In a recent survey released by Mercer, pay raises are on the rise from American employers. The survey illustrates that by 2014 the average raise in base pay is to rise to 2.9%, up from 2.8% in 2013 and 2.7% in 2012 and 2011. In addition, salary increases for the top-performing employees, which accounts for about 7% of the workforce, will also rise as companies continue focusing on the retention of top workers.
“Employers recognize that their greatest challenge is to retain their top performers to avoid post-recessionary flight of these valuable assets. This means they have to reward and recognize them,” said Jeanie Adkins, partner and co-Leader of Mercer’s Rewards practice. “This includes providing higher pay increases along with other non-cash rewards such as training opportunities and career development.”

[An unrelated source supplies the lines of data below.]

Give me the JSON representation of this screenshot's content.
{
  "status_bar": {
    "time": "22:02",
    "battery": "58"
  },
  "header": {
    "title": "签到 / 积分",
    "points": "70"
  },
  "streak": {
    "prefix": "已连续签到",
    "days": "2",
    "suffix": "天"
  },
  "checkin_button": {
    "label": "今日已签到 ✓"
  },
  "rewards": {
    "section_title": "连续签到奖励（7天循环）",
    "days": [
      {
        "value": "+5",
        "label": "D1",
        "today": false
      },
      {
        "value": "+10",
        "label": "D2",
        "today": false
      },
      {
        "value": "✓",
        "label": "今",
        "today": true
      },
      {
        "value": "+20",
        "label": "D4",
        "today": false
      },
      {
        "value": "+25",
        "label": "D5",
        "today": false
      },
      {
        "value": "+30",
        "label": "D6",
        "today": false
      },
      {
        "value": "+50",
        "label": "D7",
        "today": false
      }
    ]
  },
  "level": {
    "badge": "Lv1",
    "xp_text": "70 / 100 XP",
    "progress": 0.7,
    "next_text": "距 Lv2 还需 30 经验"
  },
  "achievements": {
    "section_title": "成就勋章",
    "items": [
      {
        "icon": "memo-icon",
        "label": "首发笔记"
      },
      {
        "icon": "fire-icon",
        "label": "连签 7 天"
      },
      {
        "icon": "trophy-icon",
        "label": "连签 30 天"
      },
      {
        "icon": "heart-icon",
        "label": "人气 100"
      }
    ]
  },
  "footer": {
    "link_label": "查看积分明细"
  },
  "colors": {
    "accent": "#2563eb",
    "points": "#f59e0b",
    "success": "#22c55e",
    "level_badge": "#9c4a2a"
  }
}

Employers are looking for improved ways to pay for high performance and have begun to divide their workforce by high-performing and high-potential employees. As a result, these groups are rewarded with significantly higher increases. According to Mercer, the highest-performing employees were awarded an average base pay increase of up to 4.6% this year, compared to 2.6% for average employees and 0.2% for the lowest group.
“In an improved economy top performers continue to get salary increases nearly twice that of an average performer which indicates that pay for performance is alive and well in the annual merit process,” said Catherine Hartmann, Principal in Mercer’s Rewards consulting business.
In addition employers are also investing in new practices to improve work-life and employee engagement. Some of these measures include sponsored conferences, professional development events, and flexible hours.
This most recent Mercer study on payment trends is reflective of pay practices of more than 13 million workers across the US. The survey has been conducted annually for 20 years and includes upwards of 1,000 mid-size and large employers countrywide.